Local function calls are infinitely more reliable. The main operational downside with a binary monolith is that a bug in one part of the program will crash the whole thing. Honestly, I still think Erlang got it right here with supervisor trees. Use "microservices". But let them all live on the same computer, in the same process. And add tooling to the runtime environment to allow individual "services" to fail or get replaced without taking down the rest of the system.
Do you have any recommended reading on the topic of refinements in architectures? Thank you.
These "we moved from X to Y" posts are like Dunning-Kruger humblebrags. Yes, we all lack information and make mistakes. But there's never an explanation in these posts of how they've determined their new decision is any less erroneous than their old decision. It's like they threw darts at a wall and said "cool, that's our new system design (and SDLC)". If you have not built it yourself before, and have not studied in depth an identical system, just assume you are doing the wrong thing. Otherwise you are running towards another Dunning-Kruger pit.

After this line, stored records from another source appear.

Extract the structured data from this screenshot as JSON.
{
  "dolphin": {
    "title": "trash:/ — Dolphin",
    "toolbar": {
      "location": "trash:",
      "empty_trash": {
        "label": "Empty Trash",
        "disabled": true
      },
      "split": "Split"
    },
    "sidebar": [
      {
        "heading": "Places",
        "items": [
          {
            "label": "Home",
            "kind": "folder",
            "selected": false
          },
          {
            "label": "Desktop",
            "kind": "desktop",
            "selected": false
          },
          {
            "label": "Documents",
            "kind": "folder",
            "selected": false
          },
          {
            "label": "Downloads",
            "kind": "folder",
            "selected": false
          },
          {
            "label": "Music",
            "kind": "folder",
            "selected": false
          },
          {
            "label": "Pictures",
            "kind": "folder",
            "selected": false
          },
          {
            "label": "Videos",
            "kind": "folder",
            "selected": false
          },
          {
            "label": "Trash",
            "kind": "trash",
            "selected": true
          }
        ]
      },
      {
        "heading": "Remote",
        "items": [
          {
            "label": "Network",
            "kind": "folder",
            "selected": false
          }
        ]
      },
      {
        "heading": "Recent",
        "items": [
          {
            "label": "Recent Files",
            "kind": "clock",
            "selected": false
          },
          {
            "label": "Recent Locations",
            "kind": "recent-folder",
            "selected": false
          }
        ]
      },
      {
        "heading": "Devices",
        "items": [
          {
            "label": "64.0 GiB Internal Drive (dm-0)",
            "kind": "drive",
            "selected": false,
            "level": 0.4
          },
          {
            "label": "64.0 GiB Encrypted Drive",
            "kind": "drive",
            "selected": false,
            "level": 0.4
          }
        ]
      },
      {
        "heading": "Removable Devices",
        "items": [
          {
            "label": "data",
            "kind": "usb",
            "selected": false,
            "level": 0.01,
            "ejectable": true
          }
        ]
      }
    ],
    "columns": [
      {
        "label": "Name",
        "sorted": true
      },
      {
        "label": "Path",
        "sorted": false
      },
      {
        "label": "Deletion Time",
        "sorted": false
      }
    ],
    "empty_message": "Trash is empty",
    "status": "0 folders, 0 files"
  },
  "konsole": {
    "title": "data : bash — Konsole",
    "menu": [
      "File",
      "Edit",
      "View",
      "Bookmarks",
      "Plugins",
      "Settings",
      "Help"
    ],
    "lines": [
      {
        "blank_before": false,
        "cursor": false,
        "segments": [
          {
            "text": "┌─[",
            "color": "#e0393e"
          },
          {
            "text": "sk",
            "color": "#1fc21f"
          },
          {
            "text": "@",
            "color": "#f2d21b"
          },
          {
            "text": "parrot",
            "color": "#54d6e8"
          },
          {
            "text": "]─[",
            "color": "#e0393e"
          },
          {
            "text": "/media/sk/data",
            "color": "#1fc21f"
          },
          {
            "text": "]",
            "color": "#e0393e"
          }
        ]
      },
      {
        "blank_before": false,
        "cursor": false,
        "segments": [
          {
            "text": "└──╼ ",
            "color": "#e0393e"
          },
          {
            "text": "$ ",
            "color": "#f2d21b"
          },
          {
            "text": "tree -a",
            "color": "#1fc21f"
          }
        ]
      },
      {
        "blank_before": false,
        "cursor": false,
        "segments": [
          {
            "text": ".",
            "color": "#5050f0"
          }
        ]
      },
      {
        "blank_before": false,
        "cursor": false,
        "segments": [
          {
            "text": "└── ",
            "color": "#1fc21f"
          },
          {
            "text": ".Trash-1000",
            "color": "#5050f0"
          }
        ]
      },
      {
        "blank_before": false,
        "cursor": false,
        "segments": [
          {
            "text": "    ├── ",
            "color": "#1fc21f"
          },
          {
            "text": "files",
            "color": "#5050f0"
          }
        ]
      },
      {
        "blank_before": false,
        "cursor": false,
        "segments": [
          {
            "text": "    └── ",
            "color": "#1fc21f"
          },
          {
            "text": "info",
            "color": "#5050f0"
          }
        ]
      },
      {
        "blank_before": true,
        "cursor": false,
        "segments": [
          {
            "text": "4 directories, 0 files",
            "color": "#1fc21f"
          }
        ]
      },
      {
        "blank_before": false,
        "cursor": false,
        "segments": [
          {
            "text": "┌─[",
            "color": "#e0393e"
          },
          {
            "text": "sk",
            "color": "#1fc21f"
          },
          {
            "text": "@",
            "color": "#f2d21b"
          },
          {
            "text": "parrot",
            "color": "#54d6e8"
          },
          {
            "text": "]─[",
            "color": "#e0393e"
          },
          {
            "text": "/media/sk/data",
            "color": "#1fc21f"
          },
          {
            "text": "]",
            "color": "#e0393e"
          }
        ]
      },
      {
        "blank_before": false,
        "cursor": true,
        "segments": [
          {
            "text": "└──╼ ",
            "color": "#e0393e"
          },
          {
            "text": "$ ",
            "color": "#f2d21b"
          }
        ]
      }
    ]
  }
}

If you have a company that writes software, please ask a professional software/systems architect to review your plans before you build. The initial decisions here would be a huge red flag to any experienced architect, and the subsequent decisions are full of hidden traps, and are setting them up for more failure. If you don't already have a very skilled architect on staff (99% chance you don't) you need to find one and consult with them. Otherwise your business will suffer from being trapped in unnecessary time-consuming expensive rework, or worse, the whole thing collapsing.
The “distributed monolith” line is the key takeaway here.
Microservices only buy you something if teams can deploy, version, and reason about them independently. Once shared libraries or coordinated deploys creep in, you’ve taken on all the operational cost with none of the autonomy benefits.
I’ve seen monoliths with clear module boundaries outperform microservice setups by an order of magnitude in developer throughput.
If microservice or monolith is giving order of magnitude improvement in productivity, you clearly are doing something wrong, or having terrible practices.